A portrait of the founder of Leeds’ West Indian Carnival is the centrepiece of a new exhibition at Harewood House.
The photograph of Arthur France will be the first of a person of Afro-Caribbean heritage in the mansion’s art collection.
Harewood House, near Leeds, was built using wealth generated by the Lascelles family’s West Indian plantations.
The exhibition is part of efforts by the house to better reflect that history and its links with slavery.
The portrait is to be part of a series taken by Leeds-based photographer Ashley Karrell and was specially commissioned by the Earl and Countess of Harewood – David Lascelles and Diane Howse.
“There were no portraits of West Indian heritage people in this collection,” the countess said.
“Given Harewood’s history and what those people contributed to that history we felt this was an acknowledgement and recognition of that community.”
The exhibition shares the story of Dr Arthur France, who was born on the island of Nevis in 1935 and moved to the UK in 1957.
It explains how he went on to become one of the leading community figures in Leeds, being awarded an MBE in 1997.
“The black community in Chapeltown I am very passionate about,” Dr France said.
“When I see black people in distress I find it very painful.”
Harewood House worked with Dr France’s daughter Mahalia France-Mir to devise the exhibition.

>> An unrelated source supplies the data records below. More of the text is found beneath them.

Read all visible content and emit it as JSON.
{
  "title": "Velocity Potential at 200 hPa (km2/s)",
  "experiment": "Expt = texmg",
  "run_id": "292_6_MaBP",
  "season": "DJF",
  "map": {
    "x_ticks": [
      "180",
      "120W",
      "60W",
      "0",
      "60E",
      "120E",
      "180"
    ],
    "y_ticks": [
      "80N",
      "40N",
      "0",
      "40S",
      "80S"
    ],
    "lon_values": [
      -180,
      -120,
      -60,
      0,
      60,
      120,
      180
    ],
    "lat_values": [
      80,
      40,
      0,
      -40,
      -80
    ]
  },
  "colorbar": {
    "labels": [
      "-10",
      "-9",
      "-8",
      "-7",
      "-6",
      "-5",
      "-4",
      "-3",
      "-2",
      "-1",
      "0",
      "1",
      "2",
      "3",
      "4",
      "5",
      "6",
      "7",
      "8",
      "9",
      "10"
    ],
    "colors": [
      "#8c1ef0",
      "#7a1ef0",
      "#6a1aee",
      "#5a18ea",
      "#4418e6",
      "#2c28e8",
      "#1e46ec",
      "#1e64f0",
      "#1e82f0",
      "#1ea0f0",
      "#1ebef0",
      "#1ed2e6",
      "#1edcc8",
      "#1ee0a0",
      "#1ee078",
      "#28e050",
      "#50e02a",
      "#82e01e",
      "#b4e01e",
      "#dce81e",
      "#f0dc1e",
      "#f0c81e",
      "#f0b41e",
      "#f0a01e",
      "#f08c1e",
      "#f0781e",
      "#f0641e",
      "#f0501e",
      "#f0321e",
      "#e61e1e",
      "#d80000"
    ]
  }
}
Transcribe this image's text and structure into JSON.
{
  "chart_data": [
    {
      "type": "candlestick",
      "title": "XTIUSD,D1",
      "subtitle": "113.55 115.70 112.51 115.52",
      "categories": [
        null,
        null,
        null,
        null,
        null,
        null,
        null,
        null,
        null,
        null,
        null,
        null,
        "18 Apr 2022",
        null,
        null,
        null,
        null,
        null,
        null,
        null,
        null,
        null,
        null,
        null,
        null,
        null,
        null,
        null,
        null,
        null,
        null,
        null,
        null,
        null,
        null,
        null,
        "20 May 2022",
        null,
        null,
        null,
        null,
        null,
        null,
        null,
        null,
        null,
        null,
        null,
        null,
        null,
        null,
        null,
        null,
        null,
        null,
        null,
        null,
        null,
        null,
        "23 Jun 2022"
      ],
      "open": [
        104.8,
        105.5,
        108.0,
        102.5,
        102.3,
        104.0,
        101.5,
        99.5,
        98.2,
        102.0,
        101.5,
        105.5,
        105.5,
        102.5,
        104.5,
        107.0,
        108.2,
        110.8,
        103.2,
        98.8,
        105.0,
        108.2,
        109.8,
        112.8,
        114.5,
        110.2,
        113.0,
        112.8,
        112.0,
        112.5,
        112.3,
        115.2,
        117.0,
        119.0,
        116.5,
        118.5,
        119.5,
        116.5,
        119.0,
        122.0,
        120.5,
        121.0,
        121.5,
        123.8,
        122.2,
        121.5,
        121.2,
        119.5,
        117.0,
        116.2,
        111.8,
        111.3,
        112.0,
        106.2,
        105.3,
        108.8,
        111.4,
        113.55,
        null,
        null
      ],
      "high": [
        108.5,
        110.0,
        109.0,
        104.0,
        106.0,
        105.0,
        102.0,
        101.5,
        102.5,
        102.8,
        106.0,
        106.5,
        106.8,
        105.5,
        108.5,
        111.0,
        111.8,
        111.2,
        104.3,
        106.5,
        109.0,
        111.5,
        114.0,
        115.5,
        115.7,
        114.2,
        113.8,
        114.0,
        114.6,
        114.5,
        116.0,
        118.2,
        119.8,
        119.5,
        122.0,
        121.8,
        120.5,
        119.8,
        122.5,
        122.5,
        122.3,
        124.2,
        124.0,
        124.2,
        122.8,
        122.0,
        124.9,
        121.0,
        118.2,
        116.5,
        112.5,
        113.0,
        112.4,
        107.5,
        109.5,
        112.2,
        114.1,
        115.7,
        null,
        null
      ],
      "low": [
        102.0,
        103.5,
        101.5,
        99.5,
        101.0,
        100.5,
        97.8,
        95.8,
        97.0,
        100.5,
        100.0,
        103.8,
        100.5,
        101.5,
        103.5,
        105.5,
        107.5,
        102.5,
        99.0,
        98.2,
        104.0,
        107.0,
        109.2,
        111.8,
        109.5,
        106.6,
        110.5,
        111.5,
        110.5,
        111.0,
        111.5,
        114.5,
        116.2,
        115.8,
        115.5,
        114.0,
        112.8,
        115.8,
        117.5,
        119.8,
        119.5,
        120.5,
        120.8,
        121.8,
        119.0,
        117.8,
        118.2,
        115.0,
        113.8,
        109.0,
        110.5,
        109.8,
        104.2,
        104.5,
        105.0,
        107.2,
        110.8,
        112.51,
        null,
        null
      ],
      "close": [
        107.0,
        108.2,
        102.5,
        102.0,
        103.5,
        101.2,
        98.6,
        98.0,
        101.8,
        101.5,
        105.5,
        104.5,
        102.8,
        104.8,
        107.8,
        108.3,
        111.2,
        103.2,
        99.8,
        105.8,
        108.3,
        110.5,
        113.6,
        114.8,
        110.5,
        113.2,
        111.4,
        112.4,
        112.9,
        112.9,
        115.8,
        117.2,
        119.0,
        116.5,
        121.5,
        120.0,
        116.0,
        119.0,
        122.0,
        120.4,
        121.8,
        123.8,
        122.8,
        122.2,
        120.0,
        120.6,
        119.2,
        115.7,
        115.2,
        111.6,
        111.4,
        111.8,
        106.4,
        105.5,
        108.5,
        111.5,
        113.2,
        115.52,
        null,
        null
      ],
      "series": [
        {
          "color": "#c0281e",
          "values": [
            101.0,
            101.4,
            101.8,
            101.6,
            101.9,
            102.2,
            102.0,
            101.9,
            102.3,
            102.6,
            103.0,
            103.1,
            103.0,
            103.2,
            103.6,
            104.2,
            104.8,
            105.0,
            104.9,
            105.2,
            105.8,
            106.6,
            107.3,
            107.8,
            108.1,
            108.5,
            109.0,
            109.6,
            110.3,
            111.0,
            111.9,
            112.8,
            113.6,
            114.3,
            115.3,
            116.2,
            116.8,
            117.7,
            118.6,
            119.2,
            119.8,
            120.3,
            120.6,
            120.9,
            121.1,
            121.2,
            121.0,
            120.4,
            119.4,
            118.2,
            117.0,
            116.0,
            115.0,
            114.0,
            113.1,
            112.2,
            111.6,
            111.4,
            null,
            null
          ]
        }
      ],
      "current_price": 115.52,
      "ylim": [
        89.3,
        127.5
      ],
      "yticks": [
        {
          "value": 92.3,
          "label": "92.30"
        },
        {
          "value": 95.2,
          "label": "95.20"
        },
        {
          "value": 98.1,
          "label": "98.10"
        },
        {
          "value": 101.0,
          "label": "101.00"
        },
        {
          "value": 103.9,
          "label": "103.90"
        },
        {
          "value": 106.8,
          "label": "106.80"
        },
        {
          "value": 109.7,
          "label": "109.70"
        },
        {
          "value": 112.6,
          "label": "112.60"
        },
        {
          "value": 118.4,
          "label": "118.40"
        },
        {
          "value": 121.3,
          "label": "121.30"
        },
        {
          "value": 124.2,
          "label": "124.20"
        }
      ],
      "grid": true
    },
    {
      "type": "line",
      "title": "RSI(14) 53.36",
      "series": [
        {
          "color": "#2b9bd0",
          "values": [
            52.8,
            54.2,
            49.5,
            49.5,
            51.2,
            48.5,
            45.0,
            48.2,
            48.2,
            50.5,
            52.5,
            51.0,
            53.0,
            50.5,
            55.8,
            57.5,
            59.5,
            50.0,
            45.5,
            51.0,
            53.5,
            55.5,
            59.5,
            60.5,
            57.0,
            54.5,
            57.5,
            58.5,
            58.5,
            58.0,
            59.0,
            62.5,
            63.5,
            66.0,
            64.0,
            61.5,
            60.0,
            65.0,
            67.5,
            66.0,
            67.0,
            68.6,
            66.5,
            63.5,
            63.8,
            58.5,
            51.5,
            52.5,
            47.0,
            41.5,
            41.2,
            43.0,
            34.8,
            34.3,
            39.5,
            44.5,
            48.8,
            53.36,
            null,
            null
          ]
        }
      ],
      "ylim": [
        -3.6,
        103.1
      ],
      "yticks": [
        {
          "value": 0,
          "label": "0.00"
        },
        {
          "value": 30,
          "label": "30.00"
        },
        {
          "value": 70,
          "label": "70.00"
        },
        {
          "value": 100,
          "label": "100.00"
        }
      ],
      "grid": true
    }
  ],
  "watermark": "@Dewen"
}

It includes a display inspired by his own living room and details his founding of the Leeds West Indian Carnival in 1967, which is rooted in the resistance and emancipation of enslaved Africans in the Caribbean.
Ms France-Mir said it was a fitting tribute.
“We always knew about his views and his activism when we were children.
“Carnival is one element but my dad’s life and legacy is much greater than that.”